Review: Jony Ive by Leander Kahney

I don’t usually find books about Apple to be quotable. There are certainly some interesting anecdotes and observations but few appeal to the analytical mind. The popular books on Apple have tended to cover what close watchers have already known and are thus compilations with few revelations.

This is not the case with Leander Kahney’s book on Ive. It certainly is the best compilation of detail on product development at Apple during the Ive years (and some time before.) Moreover, it’s also filled with choice insights into the process of development.

This process-orientation is what makes the book stand out for me personally. There are character observations and personality intrigues but they are not the main focus or ambition for the author. Rather, as befits the book’s subject, there is an exposition of detail about how things are done. It’s not a complete exposition–nor can there be one–but it goes much further than any other Apple book I’ve read.

For this reason I found myself tweeting quite a few quotes from the book. Here are some examples:

“In a company that was born to innovate, the risk is in not innovating. The real risk is to think it is safe to play it safe” – Jony Ive

“Scott Forstall wasn’t allowed to visit. His badge wouldn’t even open the door.”

“Design is the fundamental soul of a man-made creation” – Steve Jobs

“I have seen buildings where, as far as the eye can see, you see machines carving, mostly aluminum.”

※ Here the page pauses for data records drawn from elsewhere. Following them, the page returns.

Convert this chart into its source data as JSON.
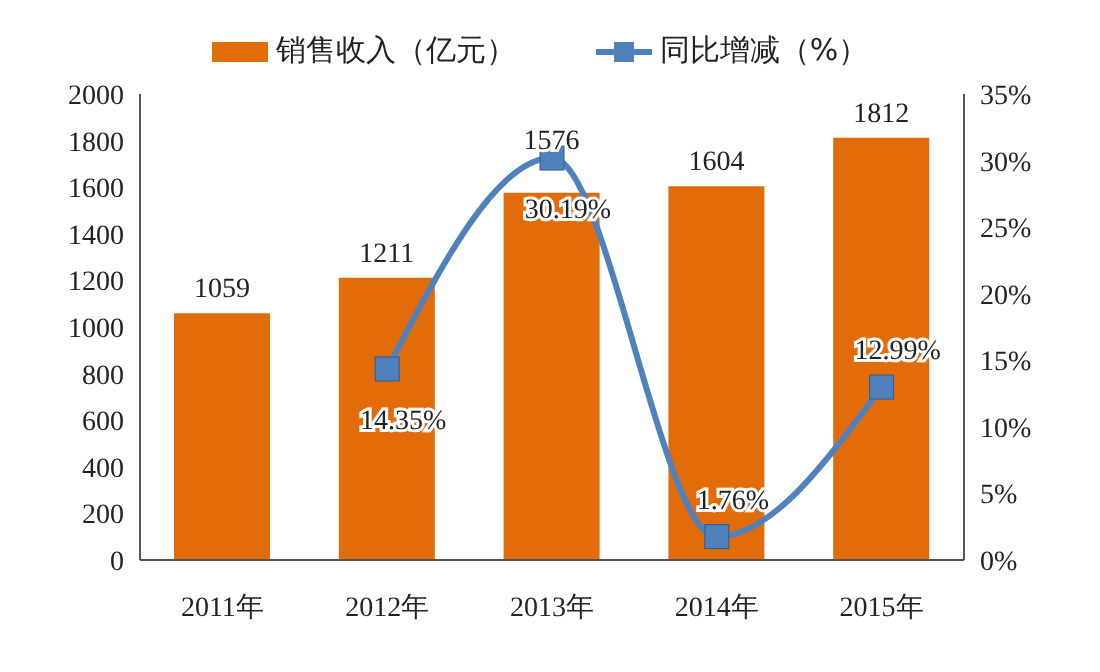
{
  "chart_data": {
    "type": "bar",
    "categories": [
      "2011年",
      "2012年",
      "2013年",
      "2014年",
      "2015年"
    ],
    "series": [
      {
        "name": "销售收入（亿元）",
        "color": "#e36c0a",
        "values": [
          1059,
          1211,
          1576,
          1604,
          1812
        ],
        "value_labels": [
          "1059",
          "1211",
          "1576",
          "1604",
          "1812"
        ]
      },
      {
        "name": "同比增减（%）",
        "type": "line",
        "axis": "y2",
        "color": "#4f81bd",
        "marker": "square",
        "values": [
          null,
          14.35,
          30.19,
          1.76,
          12.99
        ],
        "value_labels": [
          null,
          "14.35%",
          "30.19%",
          "1.76%",
          "12.99%"
        ]
      }
    ],
    "ylim": [
      0,
      2000
    ],
    "yticks": [
      0,
      200,
      400,
      600,
      800,
      1000,
      1200,
      1400,
      1600,
      1800,
      2000
    ],
    "y2lim": [
      0,
      35
    ],
    "y2ticks": [
      {
        "value": 0,
        "label": "0%"
      },
      {
        "value": 5,
        "label": "5%"
      },
      {
        "value": 10,
        "label": "10%"
      },
      {
        "value": 15,
        "label": "15%"
      },
      {
        "value": 20,
        "label": "20%"
      },
      {
        "value": 25,
        "label": "25%"
      },
      {
        "value": 30,
        "label": "30%"
      },
      {
        "value": 35,
        "label": "35%"
      }
    ],
    "legend": "top",
    "grid": false
  }
}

“I do not want any of my guys thinking about cost. They should not care…that is not their job”

“The thing is, you could transplant me and this design group to another place and we wouldn’t work at all”

“they wanted to give PowerPoint presentations, but Jobs quickly banned them. He saw PowerPoints as rambling and nonsensical”

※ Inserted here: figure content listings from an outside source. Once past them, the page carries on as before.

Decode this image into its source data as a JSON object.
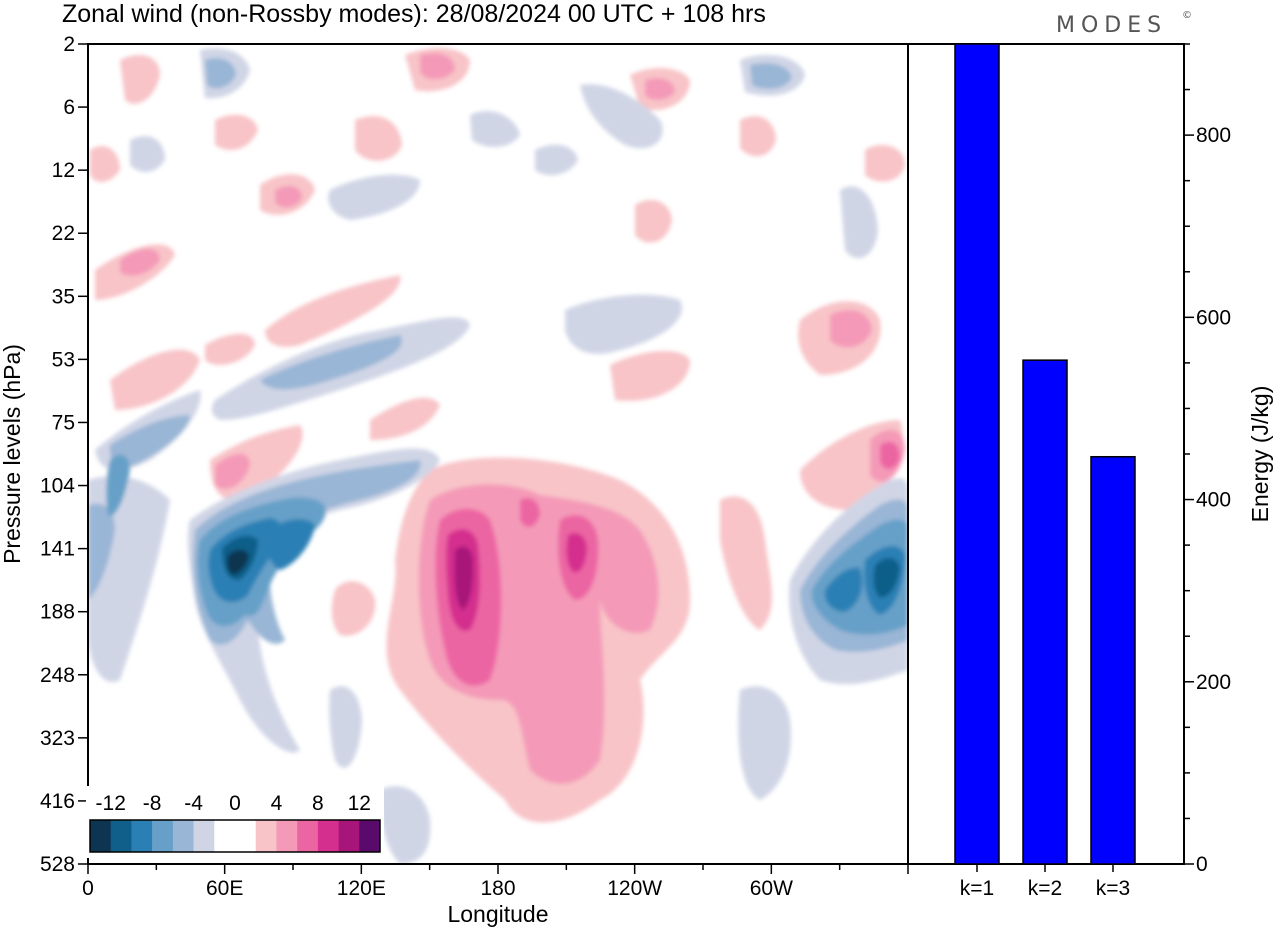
{
  "header": {
    "title": "Zonal wind (non-Rossby modes):  28/08/2024  00 UTC  + 108 hrs",
    "logo": "MODES",
    "logo_mark": "©"
  },
  "chart_data": [
    {
      "type": "heatmap",
      "xlabel": "Longitude",
      "ylabel": "Pressure levels (hPa)",
      "x_ticks": [
        "0",
        "60E",
        "120E",
        "180",
        "120W",
        "60W"
      ],
      "x_range_deg": [
        0,
        360
      ],
      "y_ticks": [
        "2",
        "6",
        "12",
        "22",
        "35",
        "53",
        "75",
        "104",
        "141",
        "188",
        "248",
        "323",
        "416",
        "528"
      ],
      "y_range_hpa": [
        2,
        528
      ],
      "colorbar": {
        "labels": [
          "-12",
          "-8",
          "-4",
          "0",
          "4",
          "8",
          "12"
        ],
        "colors": [
          "#0d3450",
          "#0f5f8a",
          "#2a80b5",
          "#66a0c8",
          "#9ab6d6",
          "#d0d5e6",
          "#ffffff",
          "#ffffff",
          "#f8c4c8",
          "#f49ab8",
          "#ec65a3",
          "#d42e8e",
          "#a8157a",
          "#5a0a6a"
        ]
      },
      "features": [
        {
          "lon": 60,
          "p": 141,
          "value": -14
        },
        {
          "lon": 75,
          "p": 148,
          "value": -10
        },
        {
          "lon": 20,
          "p": 120,
          "value": -6
        },
        {
          "lon": 300,
          "p": 175,
          "value": -10
        },
        {
          "lon": 340,
          "p": 160,
          "value": -12
        },
        {
          "lon": 165,
          "p": 150,
          "value": 14
        },
        {
          "lon": 200,
          "p": 150,
          "value": 10
        },
        {
          "lon": 350,
          "p": 95,
          "value": 8
        },
        {
          "lon": 60,
          "p": 112,
          "value": 6
        },
        {
          "lon": 150,
          "p": 6,
          "value": 6
        }
      ]
    },
    {
      "type": "bar",
      "categories": [
        "k=1",
        "k=2",
        "k=3"
      ],
      "values": [
        900,
        553,
        447
      ],
      "ylabel": "Energy (J/kg)",
      "y_ticks": [
        "0",
        "200",
        "400",
        "600",
        "800"
      ],
      "ylim": [
        0,
        900
      ],
      "bar_color": "#0000ff"
    }
  ]
}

The book mostly follows Ive’s career with chapters covering most significant episodes chronologically, however there are deep dives into the “how” rather than just the “what” happened. There is a hint of causality rather than correlation between events and outcomes.

For example, there is a mesmerizing description of the actual Apple design studio even though it has never been depicted in any public photo or video or diagram. There is a great attention paid to manufacturing and materials, as indeed there should be if talking about Apple design (but not necessarily if talking solely about design in general.)

There is an amazing revelation of the existence of the “ANPP” or the Apple New Product Process. This process directs the “extreme detail [for] every stage of product development”. The presence of such a “giant checklist” implies a degree of process and rigor which is in contrast to the “heroic” effort that prevails in popular folklore about how Apple develops its products.

If there was one disappointment it was that I felt as if half was missing. The half which would tie the dots together and see where they might lead. But that’s perhaps too much to ask for what is essentially a biography of an individual rather than a company.

Nevertheless, for anyone interested in the process of innovation that remains Apple’s principal asset, Jony Ive, The Genius Behind Apple’s Greatest Products by Leander Kahney is available at the iBookstore.